Even now, those two months last year remain a constant frame of reference. Scioscia cited the run before the game, saying he hoped Shoemaker could recapture it. Asked what went right Friday night, Shoemaker used the same ambiguously powerful word he did to explain himself last summer: intent.
He was asked where that intent went earlier this season.
“I wish I knew the answer to why we get away from that as players,” he said. “Me, especially. There’s no reason. Sometimes, we just go about our business being passive. It’s tough to pinpoint, but the more you’re aggressive, the more you have the intent.
“I just like that word, intent. That’s why I keep using it.”
For the night, Shoemaker struck out seven and allowed only four baserunners. He had thrown 94 pitches through six innings, but the Angels already led by five. So Scioscia pulled him in favor of Blake Parker and also received scoreless relief from veteran David Hernandez and rookie Keynan Middleton.
The Angels, too, loaded the bases without an out in the second inning and did little with it. But they managed one run, to tack on to Luis Valbuena’s solo shot that began that inning. They added a run in the fourth, on a single and double interspersed with groundouts, a run in the fifth on two singles and an error, and a run in the sixth on a double, a bunt and a single.
Well-paid Tigers starter Jordan Zimmermann, not long ago a fringe ace, has this season proven incapable of lasting deep into games. The Angels kept that going, punishing him for 10 hits and three walks in 5 1/3 innings while striking out just twice. They did it again against well-paid Tigers reliever Anibal Sanchez in the eighth, collecting three hits and two runs on Mike Trout’s 430-foot shot to center field.

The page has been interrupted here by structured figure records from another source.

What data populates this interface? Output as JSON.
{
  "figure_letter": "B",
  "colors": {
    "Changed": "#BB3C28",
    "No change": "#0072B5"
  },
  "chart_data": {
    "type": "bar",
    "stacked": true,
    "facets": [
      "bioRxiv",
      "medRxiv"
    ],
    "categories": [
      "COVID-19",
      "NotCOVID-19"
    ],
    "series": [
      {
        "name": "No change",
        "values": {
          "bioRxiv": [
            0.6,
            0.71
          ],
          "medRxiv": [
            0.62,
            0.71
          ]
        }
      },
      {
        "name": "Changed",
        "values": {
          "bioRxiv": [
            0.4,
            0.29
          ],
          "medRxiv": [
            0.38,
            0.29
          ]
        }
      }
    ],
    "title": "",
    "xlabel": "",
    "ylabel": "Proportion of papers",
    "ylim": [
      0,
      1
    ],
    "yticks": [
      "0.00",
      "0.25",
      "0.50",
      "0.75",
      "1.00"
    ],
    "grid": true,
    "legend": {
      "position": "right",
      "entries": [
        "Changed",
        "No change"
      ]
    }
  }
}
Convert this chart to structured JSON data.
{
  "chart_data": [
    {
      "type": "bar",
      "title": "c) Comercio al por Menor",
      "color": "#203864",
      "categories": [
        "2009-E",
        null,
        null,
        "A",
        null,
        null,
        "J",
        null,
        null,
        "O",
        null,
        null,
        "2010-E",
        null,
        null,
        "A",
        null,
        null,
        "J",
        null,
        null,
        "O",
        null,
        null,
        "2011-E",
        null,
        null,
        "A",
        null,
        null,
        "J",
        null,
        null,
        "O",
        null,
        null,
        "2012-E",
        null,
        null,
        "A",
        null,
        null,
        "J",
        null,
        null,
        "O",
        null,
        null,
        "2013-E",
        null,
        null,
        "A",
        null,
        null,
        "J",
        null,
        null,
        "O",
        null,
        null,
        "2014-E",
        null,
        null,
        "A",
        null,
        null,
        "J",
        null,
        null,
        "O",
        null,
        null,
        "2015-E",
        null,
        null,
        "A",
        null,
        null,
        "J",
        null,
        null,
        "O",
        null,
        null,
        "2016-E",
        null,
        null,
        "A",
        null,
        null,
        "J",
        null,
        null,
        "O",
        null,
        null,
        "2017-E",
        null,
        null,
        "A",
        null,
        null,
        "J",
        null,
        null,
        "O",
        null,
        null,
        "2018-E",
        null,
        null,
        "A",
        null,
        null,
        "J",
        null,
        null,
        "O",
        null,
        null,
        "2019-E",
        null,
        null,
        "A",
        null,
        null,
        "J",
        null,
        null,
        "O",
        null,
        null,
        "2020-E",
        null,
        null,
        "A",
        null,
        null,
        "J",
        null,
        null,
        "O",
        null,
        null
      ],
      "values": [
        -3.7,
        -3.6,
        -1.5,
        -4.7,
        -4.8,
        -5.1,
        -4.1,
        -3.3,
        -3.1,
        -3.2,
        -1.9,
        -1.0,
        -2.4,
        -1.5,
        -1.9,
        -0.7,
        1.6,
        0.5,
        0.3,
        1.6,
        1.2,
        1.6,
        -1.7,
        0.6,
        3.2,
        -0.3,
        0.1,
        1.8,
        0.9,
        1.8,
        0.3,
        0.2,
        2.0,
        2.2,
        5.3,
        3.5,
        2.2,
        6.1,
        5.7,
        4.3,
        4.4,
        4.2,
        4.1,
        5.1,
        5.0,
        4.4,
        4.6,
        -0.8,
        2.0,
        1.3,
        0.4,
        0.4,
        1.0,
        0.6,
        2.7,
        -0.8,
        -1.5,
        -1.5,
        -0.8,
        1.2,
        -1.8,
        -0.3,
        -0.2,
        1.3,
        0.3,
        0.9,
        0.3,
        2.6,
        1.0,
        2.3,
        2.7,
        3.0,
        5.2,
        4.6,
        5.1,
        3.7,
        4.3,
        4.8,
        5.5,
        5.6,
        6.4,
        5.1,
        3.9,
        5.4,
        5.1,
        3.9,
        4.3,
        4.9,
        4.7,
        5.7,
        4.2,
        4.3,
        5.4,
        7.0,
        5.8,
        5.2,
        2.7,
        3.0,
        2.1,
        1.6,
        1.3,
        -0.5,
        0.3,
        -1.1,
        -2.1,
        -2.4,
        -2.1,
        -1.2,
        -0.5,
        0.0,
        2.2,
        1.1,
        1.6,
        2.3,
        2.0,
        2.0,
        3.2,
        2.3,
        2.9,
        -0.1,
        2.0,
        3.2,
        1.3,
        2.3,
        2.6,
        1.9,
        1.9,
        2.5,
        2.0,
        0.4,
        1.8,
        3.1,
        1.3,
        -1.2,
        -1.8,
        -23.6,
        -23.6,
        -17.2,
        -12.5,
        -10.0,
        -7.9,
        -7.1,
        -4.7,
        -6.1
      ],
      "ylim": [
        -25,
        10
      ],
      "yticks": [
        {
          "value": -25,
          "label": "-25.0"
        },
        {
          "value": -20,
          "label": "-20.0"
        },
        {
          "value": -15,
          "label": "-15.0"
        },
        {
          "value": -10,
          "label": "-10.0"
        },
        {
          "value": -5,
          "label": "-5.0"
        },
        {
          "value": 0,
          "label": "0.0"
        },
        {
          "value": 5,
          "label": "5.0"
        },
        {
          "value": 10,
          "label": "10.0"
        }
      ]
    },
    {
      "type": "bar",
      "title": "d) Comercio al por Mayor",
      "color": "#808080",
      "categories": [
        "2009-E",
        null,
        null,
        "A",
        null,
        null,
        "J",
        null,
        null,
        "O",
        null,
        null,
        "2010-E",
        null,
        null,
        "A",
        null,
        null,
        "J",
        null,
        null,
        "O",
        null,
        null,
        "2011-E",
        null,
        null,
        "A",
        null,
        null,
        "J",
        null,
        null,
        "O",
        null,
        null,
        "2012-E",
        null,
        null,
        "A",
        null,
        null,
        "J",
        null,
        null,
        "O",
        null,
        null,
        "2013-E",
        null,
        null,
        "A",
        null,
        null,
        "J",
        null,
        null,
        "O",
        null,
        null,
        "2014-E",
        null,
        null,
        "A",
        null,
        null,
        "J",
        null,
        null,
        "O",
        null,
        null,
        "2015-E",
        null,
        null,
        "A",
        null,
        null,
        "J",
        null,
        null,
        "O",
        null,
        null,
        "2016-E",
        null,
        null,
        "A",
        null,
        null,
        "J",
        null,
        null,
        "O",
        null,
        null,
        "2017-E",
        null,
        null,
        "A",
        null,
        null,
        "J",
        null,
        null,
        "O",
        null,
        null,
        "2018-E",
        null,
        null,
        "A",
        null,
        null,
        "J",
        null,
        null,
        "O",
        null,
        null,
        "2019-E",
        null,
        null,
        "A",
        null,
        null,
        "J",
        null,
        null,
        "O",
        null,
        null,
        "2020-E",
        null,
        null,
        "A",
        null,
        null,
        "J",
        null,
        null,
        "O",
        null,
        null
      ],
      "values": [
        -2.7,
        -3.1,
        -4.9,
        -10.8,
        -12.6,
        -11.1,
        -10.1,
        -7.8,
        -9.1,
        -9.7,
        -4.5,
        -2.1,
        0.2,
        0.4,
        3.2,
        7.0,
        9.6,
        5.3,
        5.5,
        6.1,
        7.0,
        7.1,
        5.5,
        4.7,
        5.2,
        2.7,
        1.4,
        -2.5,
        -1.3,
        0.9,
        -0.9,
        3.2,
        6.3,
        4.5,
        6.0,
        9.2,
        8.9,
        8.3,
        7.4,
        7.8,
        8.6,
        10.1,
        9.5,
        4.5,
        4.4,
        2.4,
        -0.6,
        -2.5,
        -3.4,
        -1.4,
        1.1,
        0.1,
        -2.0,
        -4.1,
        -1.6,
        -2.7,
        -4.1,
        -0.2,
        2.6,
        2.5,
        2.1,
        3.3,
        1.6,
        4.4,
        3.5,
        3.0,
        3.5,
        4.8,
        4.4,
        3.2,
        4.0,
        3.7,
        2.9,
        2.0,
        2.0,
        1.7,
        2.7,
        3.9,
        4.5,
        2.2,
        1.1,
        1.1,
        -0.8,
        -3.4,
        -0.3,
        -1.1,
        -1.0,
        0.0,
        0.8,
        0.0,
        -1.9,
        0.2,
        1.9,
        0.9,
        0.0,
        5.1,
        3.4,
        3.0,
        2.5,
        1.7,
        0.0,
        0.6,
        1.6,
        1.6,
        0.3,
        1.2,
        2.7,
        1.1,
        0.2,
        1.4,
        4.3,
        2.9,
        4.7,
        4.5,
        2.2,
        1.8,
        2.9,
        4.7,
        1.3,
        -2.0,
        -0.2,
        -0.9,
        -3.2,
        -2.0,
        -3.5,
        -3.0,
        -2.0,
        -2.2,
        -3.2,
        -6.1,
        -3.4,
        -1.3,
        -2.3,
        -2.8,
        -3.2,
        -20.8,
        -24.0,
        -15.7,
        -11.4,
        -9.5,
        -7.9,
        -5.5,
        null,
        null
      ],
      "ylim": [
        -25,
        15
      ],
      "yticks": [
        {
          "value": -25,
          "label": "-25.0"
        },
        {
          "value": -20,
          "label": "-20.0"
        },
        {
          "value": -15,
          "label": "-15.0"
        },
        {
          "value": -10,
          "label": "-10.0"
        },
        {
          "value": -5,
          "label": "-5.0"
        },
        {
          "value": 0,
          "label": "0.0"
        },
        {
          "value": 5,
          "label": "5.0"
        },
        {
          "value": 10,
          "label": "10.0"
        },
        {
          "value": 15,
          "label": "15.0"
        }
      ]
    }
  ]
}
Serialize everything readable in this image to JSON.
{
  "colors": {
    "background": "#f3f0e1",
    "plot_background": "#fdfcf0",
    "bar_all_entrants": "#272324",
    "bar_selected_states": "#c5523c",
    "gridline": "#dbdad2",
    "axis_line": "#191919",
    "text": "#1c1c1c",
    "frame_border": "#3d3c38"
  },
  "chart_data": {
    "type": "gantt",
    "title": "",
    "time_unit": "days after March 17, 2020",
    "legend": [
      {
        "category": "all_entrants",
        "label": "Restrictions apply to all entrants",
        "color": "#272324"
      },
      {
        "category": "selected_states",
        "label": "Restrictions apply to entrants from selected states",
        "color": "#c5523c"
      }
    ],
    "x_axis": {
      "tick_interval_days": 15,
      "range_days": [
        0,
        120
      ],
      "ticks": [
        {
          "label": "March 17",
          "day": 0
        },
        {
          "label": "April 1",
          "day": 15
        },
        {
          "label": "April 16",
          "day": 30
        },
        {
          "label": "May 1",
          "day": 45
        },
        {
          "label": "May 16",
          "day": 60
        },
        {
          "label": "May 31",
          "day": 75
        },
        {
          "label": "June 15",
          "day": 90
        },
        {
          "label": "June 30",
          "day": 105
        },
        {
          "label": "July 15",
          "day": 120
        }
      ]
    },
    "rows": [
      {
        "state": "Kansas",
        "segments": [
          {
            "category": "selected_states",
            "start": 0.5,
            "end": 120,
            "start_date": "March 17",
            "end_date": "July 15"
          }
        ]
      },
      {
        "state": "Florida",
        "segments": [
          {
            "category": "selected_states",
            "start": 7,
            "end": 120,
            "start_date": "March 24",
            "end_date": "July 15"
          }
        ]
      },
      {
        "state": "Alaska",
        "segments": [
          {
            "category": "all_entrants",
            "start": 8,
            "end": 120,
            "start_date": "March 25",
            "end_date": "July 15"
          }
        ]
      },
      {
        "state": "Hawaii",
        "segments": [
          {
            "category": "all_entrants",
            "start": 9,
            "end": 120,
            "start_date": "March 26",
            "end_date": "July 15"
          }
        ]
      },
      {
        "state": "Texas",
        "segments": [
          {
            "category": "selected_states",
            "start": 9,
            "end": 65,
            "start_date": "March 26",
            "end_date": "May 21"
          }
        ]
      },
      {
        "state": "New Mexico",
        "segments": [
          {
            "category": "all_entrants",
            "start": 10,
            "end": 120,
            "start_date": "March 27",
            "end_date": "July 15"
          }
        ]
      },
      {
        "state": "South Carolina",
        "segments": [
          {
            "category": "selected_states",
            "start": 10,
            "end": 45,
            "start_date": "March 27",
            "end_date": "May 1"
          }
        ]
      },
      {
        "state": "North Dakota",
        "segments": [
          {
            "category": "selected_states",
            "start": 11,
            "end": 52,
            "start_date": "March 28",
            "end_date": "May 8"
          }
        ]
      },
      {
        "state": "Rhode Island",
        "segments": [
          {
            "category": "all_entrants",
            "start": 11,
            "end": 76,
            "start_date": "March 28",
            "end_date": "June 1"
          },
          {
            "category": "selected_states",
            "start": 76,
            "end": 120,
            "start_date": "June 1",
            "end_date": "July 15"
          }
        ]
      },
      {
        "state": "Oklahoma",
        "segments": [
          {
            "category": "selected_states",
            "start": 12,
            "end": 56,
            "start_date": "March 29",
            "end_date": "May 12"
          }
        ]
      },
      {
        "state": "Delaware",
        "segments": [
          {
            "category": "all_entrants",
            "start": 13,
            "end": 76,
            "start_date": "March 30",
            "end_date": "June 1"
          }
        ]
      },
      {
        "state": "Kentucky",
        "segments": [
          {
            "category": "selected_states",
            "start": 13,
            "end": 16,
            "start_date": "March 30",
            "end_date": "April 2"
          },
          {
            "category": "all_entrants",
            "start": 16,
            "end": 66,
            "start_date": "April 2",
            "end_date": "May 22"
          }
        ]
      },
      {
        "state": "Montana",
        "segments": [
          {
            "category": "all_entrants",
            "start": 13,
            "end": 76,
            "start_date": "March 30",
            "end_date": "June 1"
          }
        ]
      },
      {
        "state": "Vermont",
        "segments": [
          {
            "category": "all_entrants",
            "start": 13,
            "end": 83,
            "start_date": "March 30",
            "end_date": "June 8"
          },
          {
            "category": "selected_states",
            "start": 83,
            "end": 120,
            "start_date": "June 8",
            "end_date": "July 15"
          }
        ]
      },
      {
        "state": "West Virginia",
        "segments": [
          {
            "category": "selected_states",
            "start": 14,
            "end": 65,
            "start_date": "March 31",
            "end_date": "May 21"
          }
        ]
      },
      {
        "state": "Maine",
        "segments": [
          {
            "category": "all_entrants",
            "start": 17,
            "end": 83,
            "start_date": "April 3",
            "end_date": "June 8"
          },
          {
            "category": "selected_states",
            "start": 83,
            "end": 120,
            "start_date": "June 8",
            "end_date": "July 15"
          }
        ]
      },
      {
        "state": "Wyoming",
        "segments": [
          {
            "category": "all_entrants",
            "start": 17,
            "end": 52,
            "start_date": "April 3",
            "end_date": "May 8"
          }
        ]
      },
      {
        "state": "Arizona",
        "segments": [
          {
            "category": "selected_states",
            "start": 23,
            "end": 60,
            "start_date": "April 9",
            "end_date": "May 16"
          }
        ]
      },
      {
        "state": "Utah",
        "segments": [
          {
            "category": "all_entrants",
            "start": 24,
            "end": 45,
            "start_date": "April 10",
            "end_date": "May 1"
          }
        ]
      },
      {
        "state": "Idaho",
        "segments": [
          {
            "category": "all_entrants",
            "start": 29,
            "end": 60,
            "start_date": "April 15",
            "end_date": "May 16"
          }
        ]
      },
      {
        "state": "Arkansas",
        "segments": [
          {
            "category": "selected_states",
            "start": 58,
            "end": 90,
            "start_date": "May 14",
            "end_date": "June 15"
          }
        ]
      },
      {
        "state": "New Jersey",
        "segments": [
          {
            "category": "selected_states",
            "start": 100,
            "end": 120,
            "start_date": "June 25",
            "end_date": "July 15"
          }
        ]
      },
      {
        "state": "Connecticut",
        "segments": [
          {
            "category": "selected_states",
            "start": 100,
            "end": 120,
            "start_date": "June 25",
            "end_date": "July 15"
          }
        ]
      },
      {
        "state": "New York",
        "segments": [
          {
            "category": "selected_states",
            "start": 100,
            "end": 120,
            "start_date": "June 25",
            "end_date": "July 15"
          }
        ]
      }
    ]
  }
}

Trout nearly finished 0 for 4 for the second consecutive night, since his extended absence because of a tight left hamstring. He had not gone 0 for 4 on consecutive days since the first two games of 2016, but he avoided that by clobbering a two-run home run with two outs in the Angels’ half of the eighth.
The Angels (18-20) had not won a game by more than five runs all season, so Friday counted as a clobbering, too.